Русь, надо сказать, присутствует в ранней лирике Светлова, вполне совпадая с той кондовой, избяной, толстозадой бабищей, которая эффектно обыгрывалась Бухариным применительно к Есенину. У Светлова все мягче и деликатней, но картина та же: Русь засиделась в девках, заспалась под снегом, ее тащат в будущее большевики, а она не дается. «Русский утром встанет рано, будет снег с крыльца счищать, в полдень он напьется пьяным ночью шумно ляжет спать». Вождь большевиков в этом контексте приобретает еле ощутимые скоморошьи черты: «Всю премудрость книг богатых он в Россию натаскал, как учил его когда-то бородатый немец Карл».

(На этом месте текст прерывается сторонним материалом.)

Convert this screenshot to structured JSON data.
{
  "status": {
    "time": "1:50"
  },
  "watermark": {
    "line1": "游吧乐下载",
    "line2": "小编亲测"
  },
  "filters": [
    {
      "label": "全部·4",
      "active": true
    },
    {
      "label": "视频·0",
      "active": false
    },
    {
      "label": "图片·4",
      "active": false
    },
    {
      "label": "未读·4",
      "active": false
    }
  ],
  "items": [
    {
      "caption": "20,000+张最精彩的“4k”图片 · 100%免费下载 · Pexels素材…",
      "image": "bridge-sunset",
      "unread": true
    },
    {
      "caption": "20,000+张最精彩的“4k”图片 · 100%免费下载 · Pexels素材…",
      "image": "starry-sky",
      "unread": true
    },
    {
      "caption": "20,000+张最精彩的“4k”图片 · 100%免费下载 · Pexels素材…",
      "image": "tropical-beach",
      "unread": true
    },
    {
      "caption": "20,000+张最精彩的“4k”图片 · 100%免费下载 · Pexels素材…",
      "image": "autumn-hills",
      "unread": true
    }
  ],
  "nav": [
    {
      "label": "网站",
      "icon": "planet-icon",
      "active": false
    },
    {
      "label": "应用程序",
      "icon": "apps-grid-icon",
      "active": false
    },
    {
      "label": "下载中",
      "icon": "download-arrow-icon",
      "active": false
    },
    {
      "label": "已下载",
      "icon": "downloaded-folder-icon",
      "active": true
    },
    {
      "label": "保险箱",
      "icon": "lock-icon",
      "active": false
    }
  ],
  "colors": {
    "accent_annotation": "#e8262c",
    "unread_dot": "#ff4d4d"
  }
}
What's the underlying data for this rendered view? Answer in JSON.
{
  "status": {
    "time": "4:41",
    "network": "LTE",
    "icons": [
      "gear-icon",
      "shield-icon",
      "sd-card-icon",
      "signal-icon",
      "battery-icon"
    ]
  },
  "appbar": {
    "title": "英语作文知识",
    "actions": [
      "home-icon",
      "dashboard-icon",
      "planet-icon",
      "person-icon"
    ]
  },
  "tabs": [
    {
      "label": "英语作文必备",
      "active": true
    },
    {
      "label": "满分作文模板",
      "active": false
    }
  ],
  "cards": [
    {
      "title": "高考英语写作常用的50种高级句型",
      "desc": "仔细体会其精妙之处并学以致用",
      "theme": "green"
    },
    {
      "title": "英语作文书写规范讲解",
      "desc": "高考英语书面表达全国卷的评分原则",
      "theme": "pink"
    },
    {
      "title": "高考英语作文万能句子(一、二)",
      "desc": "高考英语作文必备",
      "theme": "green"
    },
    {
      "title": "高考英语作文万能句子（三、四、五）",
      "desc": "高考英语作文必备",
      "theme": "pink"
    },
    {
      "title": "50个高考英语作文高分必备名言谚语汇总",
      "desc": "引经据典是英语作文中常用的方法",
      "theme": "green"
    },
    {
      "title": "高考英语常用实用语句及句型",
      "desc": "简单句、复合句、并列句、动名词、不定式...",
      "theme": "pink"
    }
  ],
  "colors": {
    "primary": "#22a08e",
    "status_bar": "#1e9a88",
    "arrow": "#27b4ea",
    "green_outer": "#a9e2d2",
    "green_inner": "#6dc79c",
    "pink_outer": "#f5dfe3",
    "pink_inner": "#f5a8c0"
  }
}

В этой тяжбе старого и нового отчетливый голос получает, однако, у Светлова не немец Карл, а еврейский ребе, который до революции в хедере учил мальчика Талмуду, а теперь «спекулирует на базаре прелым табаком». Однако он не вызывает ни отвращения, ни ненависти, «мой маленький ребе», он вызывает — жалость. «Старое сердце еврейской тоскою больно». И однако: «Если победе путь через ад, явится в хедер гостем снаряд» — с одобрения того самого мальчика, которого старый ребе учил «не говорить слишком громко».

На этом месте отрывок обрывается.